Is there a better centerfielder, a tougher guy out there and at the plate, than J.B. Woodman? What about the toughness Will Stokes has shown after a so-so first season last year? The toughness we've seen from Tate Blackman after another so-so first season, and the resiliency we've seen from Errol Robinson this year and in year's past.

It's a team thing. I saw somebody on twitter call out Cam Dishon this weekend. I saw Conner Cloyd, who hasn't played a ton in this his second season, call out the tweeter. Team. Having their teammates' backs. I see that a lot.

Some hate twitter and it can be painful. But it can also give some insight. Wyatt Short said this Saturday morning via that social media platform: "To my team, I love all you guys! Let's go get em today! #RebsBSB"

When he got those final two outs with Aggies on every base, who proved tougher than Wyatt Short? Nobody.

Colby Bortles defines toughness. I believe he is one of those guys who is ready for a good postseason. I remember those like him before. No better example than outfielder Michael Guerrero. Remember him?

In his short stay with Ole Miss, there was no doubt about his talent. You could see it. It was 2008 and the day before the Rebels left to go to Hoover. Guerrero was having a good season, not great. He had four home runs to that point that year. Power was one of his things, and the Rebels needed more from him to move on.

"You're gonna hit five home runs in Hoover," I told him at practice before they left town. We all chuckled, including Guerrero. Maybe my number of round trippers would be off a bit, but my point was this was going to be his time. The postseason was going to be his time.

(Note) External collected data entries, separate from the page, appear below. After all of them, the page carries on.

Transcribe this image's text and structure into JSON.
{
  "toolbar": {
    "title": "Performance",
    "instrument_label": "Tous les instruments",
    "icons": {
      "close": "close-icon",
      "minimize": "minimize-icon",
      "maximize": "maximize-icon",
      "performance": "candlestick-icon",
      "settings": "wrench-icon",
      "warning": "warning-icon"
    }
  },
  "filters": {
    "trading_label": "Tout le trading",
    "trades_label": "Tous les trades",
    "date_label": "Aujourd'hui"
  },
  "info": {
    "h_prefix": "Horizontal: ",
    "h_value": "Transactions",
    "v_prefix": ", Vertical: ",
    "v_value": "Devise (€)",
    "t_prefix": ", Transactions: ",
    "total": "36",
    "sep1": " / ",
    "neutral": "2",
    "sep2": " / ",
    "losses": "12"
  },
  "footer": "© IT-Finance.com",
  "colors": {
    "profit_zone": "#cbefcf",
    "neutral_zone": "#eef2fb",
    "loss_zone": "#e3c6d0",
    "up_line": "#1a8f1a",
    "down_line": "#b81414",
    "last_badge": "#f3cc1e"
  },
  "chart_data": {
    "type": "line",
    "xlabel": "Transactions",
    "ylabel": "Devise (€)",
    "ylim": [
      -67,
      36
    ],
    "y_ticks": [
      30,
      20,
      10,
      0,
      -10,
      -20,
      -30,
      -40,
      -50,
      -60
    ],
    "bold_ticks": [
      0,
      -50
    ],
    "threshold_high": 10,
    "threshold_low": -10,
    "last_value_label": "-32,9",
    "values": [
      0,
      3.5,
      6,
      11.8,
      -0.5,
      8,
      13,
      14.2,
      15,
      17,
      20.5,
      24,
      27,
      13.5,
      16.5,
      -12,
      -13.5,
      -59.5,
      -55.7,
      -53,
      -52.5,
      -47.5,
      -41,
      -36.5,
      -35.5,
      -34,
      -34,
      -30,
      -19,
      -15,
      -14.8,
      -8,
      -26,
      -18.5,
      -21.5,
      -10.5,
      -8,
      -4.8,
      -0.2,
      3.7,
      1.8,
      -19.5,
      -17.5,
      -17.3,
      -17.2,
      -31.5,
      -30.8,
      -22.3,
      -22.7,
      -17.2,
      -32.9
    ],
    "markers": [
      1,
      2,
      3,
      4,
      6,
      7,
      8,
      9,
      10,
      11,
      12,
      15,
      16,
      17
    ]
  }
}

Remember his walkoff homer against John Cohen's Kentucky team late night and a dramatic 8-7 UM win in Hoover? That was one of them.

The press box got a kick out of me counting his five home runs that weekend, raising another finger with each one as he got to those five and the Rebels reached the SEC final against LSU. Michael Guerrero was an All-SEC Tournament team pick.

It might be Bortles. It might be Will Golsan. It might be somebody else. Or more than one player. But postseason always allows for that opportunity - see Holt Perdzock and the 2014 NCAA Tournament - to step up and lift the team.

So 40 wins and 18 SEC wins. What a regular season it was. And the No. 7 seed. What a conference it is.

Ole Miss took two of three from Georgia earlier this month in Athens. The winner stays around for two more games, at least. The loser heads home.

Postseason baseball is here. And a tough Ole Miss team heads to Hoover to get it started. We'll see next month where it all winds up.